I recently worked on a scraper for NBA box scores from www.basketball-reference.com and am very new to Beautiful Soup. I have been incorporating modified code from the incredible basketball-reference-scraper. Unfortunately, this incorporates the widget function offered by Sports Reference, and several thousand game widgets are entirely broken(Sports reference seems aware of this).
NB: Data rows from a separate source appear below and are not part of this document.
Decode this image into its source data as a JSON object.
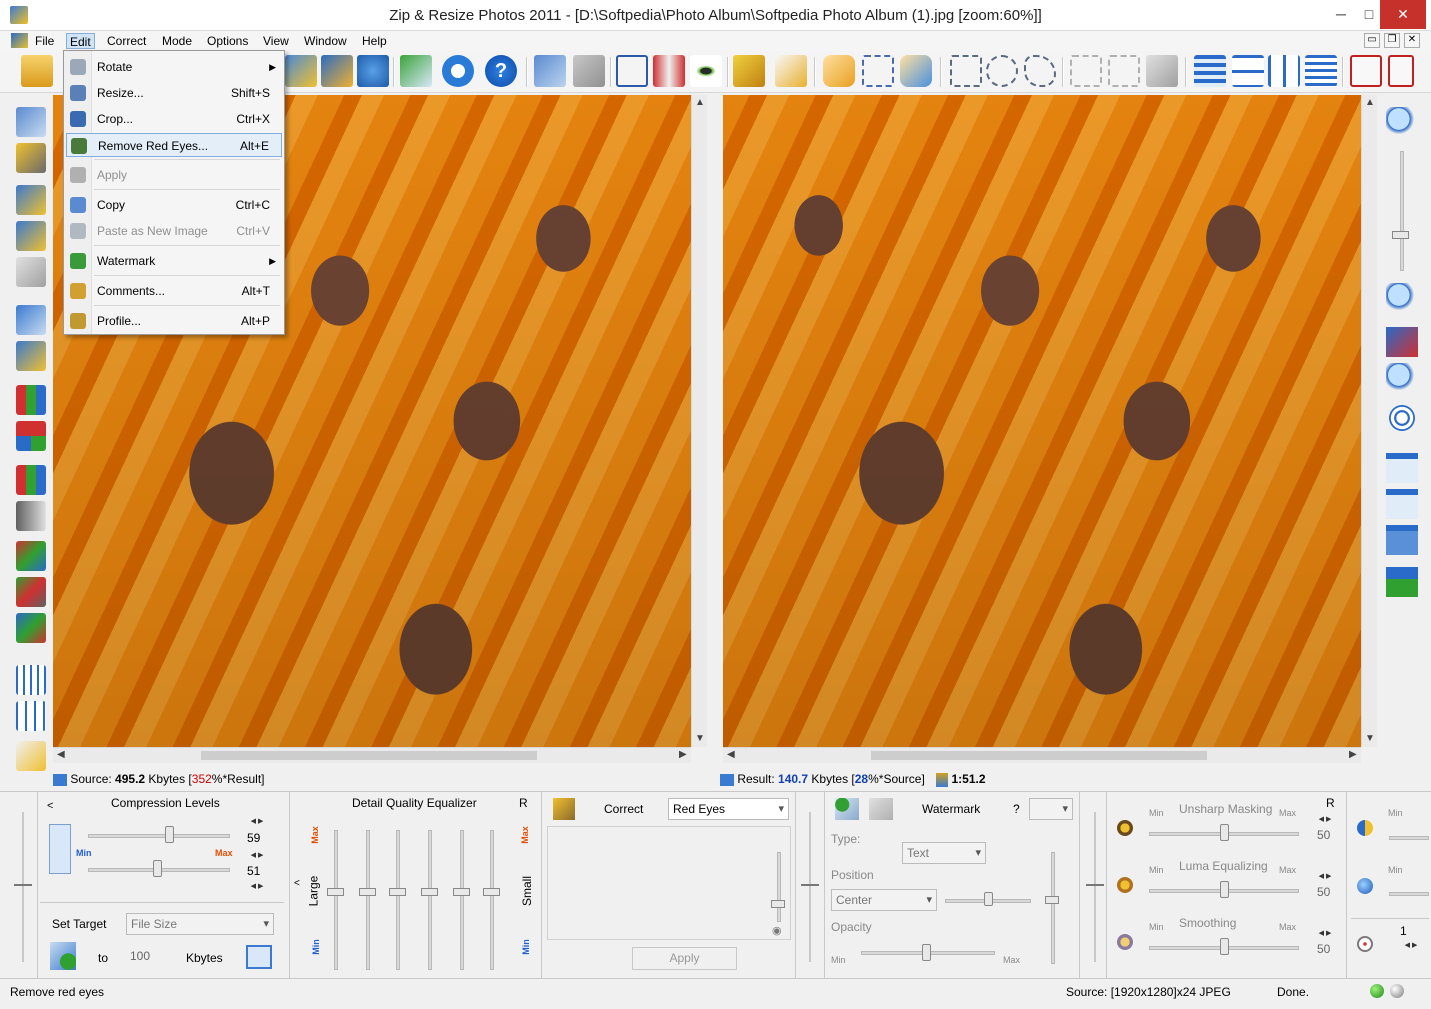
{
  "window": {
    "title": "Zip & Resize Photos 2011 - [D:\\Softpedia\\Photo Album\\Softpedia Photo Album (1).jpg  [zoom:60%]]",
    "minimize": "─",
    "maximize": "□",
    "close": "✕"
  },
  "menubar": {
    "items": [
      "File",
      "Edit",
      "Correct",
      "Mode",
      "Options",
      "View",
      "Window",
      "Help"
    ],
    "mdi": [
      "▭",
      "❐",
      "✕"
    ]
  },
  "edit_menu": {
    "items": [
      {
        "label": "Rotate",
        "shortcut": "",
        "submenu": "▶",
        "icon": "rotate-icon",
        "enabled": true
      },
      {
        "label": "Resize...",
        "shortcut": "Shift+S",
        "icon": "resize-icon",
        "enabled": true
      },
      {
        "label": "Crop...",
        "shortcut": "Ctrl+X",
        "icon": "crop-icon",
        "enabled": true
      },
      {
        "label": "Remove Red Eyes...",
        "shortcut": "Alt+E",
        "icon": "eye-icon",
        "enabled": true,
        "highlighted": true
      },
      {
        "label": "Apply",
        "shortcut": "",
        "icon": "apply-icon",
        "enabled": false
      },
      {
        "label": "Copy",
        "shortcut": "Ctrl+C",
        "icon": "copy-icon",
        "enabled": true
      },
      {
        "label": "Paste as New Image",
        "shortcut": "Ctrl+V",
        "icon": "paste-icon",
        "enabled": false
      },
      {
        "label": "Watermark",
        "shortcut": "",
        "submenu": "▶",
        "icon": "watermark-icon",
        "enabled": true
      },
      {
        "label": "Comments...",
        "shortcut": "Alt+T",
        "icon": "comments-icon",
        "enabled": true
      },
      {
        "label": "Profile...",
        "shortcut": "Alt+P",
        "icon": "profile-icon",
        "enabled": true
      }
    ]
  },
  "source_info": {
    "prefix": "Source: ",
    "size": "495.2",
    "unit": " Kbytes [",
    "pct": "352",
    "suffix": "%*Result]"
  },
  "result_info": {
    "prefix": "Result: ",
    "size": "140.7",
    "unit": " Kbytes [",
    "pct": "28",
    "suffix": "%*Source]",
    "time": "1:51.2"
  },
  "compression": {
    "title": "Compression Levels",
    "back": "<",
    "min": "Min",
    "max": "Max",
    "value1": "59",
    "value2": "51",
    "level1": 0.59,
    "level2": 0.51,
    "set_target": "Set Target",
    "target_mode": "File Size",
    "to": "to",
    "target_value": "100",
    "target_unit": "Kbytes"
  },
  "equalizer": {
    "title": "Detail Quality Equalizer",
    "r": "R",
    "max": "Max",
    "min": "Min",
    "large": "Large",
    "small": "Small",
    "caret": "<"
  },
  "correct": {
    "label": "Correct",
    "value": "Red Eyes",
    "apply": "Apply"
  },
  "watermark": {
    "title": "Watermark",
    "help": "?",
    "type_label": "Type:",
    "type_value": "Text",
    "position_label": "Position",
    "position_value": "Center",
    "opacity_label": "Opacity",
    "min": "Min",
    "max": "Max"
  },
  "filters": {
    "r": "R",
    "items": [
      {
        "name": "Unsharp Masking",
        "value": "50",
        "min": "Min",
        "max": "Max"
      },
      {
        "name": "Luma Equalizing",
        "value": "50",
        "min": "Min",
        "max": "Max"
      },
      {
        "name": "Smoothing",
        "value": "50",
        "min": "Min",
        "max": "Max"
      }
    ],
    "edge_min1": "Min",
    "edge_min2": "Min",
    "edge_value": "1"
  },
  "status": {
    "left": "Remove red eyes",
    "source": "Source: [1920x1280]x24 JPEG",
    "done": "Done."
  },
  "colors": {
    "accent": "#d00000",
    "result": "#1040b0",
    "photo_orange": "#f08000"
  }
}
A good example is the link here: https://www.basketball-reference.com/boxscores/196911280CIN.html So, my question is, does anyone know a method for extracting the two basic stat tables from the original HTML?
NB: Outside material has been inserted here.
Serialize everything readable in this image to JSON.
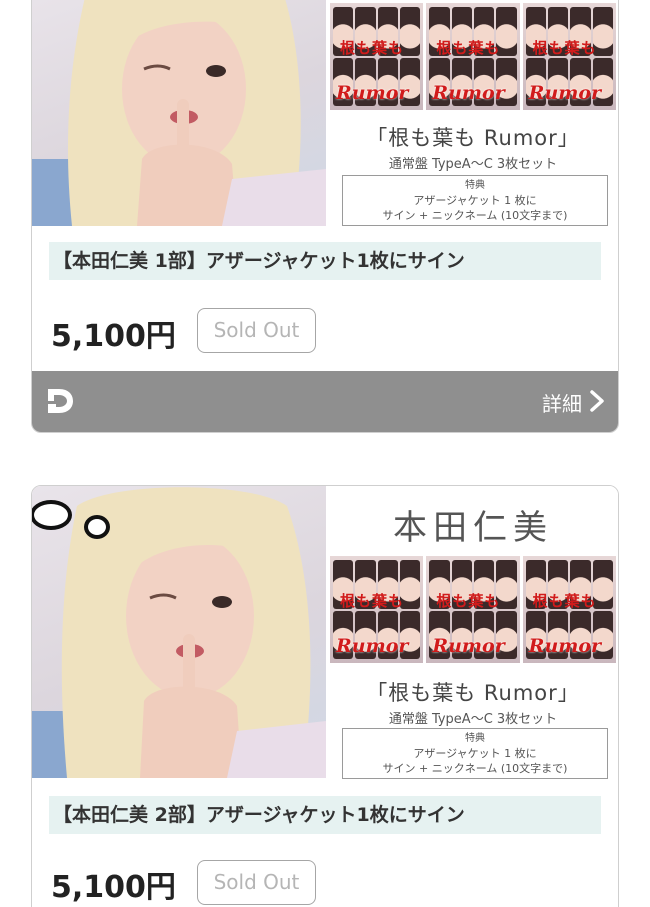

CodePudding user response:
Comments don't hold good formatting, so here goes nothing:
from bs4 import BeautifulSoup
import requests
# make a request to get the page
page = requests.get("https://www.basketball-reference.com/boxscores/196911280CIN.html")
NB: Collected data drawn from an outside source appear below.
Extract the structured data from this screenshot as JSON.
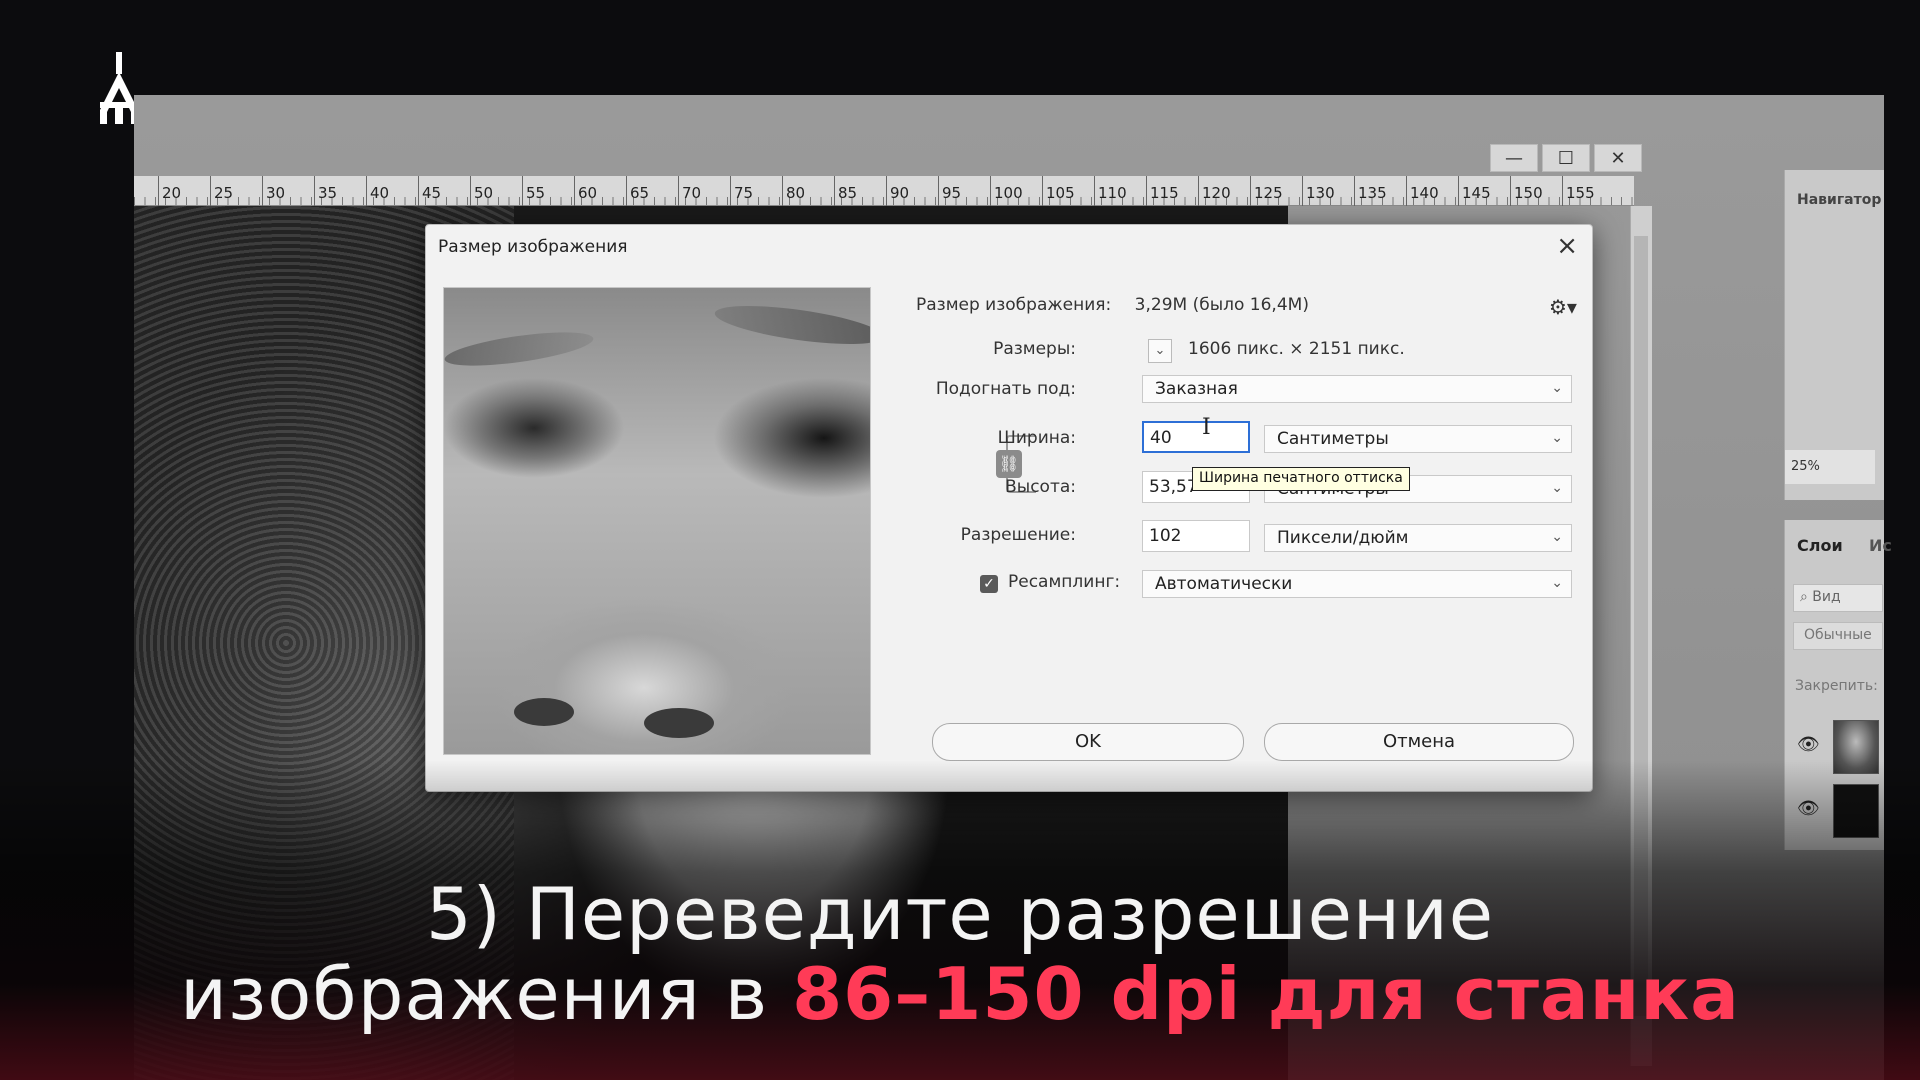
{
  "workspace": {
    "ruler_ticks": [
      "20",
      "25",
      "30",
      "35",
      "40",
      "45",
      "50",
      "55",
      "60",
      "65",
      "70",
      "75",
      "80",
      "85",
      "90",
      "95",
      "100",
      "105",
      "110",
      "115",
      "120",
      "125",
      "130",
      "135",
      "140",
      "145",
      "150",
      "155"
    ],
    "window_controls": [
      "—",
      "☐",
      "✕"
    ],
    "navigator_title": "Навигатор",
    "zoom": "25%",
    "layers_tab": "Слои",
    "layers_tab2": "Ис",
    "layers_search_placeholder": "Вид",
    "blend_mode": "Обычные",
    "lock_label": "Закрепить:"
  },
  "dialog": {
    "title": "Размер изображения",
    "image_size_label": "Размер изображения:",
    "image_size_value": "3,29M (было 16,4M)",
    "dimensions_label": "Размеры:",
    "dimensions_value": "1606 пикс.  ×  2151 пикс.",
    "fit_label": "Подогнать под:",
    "fit_value": "Заказная",
    "width_label": "Ширина:",
    "width_value": "40",
    "width_unit": "Сантиметры",
    "height_label": "Высота:",
    "height_value": "53,57",
    "height_unit": "Сантиметры",
    "resolution_label": "Разрешение:",
    "resolution_value": "102",
    "resolution_unit": "Пиксели/дюйм",
    "resample_label": "Ресамплинг:",
    "resample_value": "Автоматически",
    "tooltip": "Ширина печатного оттиска",
    "ok_label": "OK",
    "cancel_label": "Отмена"
  },
  "caption": {
    "line1": "5) Переведите разрешение",
    "line2_prefix": "изображения в ",
    "line2_accent": "86–150 dpi для станка"
  },
  "colors": {
    "accent": "#ff3b57",
    "focus": "#2d6fd6"
  }
}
# part of the request that gets returned is the html content, which is stored in page.content
page = page.content
# create a new BeautifulSoup instance with the content and tell it to use the html parser.
soup = BeautifulSoup(page, "html.parse")
# find all instances of a specific element and print them out.
for i, e in enumerate(soup.find_all('table')):
print(i, e)
CodePudding user response:
You are in luck that most of the tables and elements on that site use ID tags for the fields, so you can use that in your selector in BeautifulSoup.
Also, since the data is structured it should be easier to parse the tables that are consistently the same size.
See this example: https://www.dataquest.io/blog/web-scraping-python-using-beautiful-soup/
Look at the section on: Searching for tags by class and id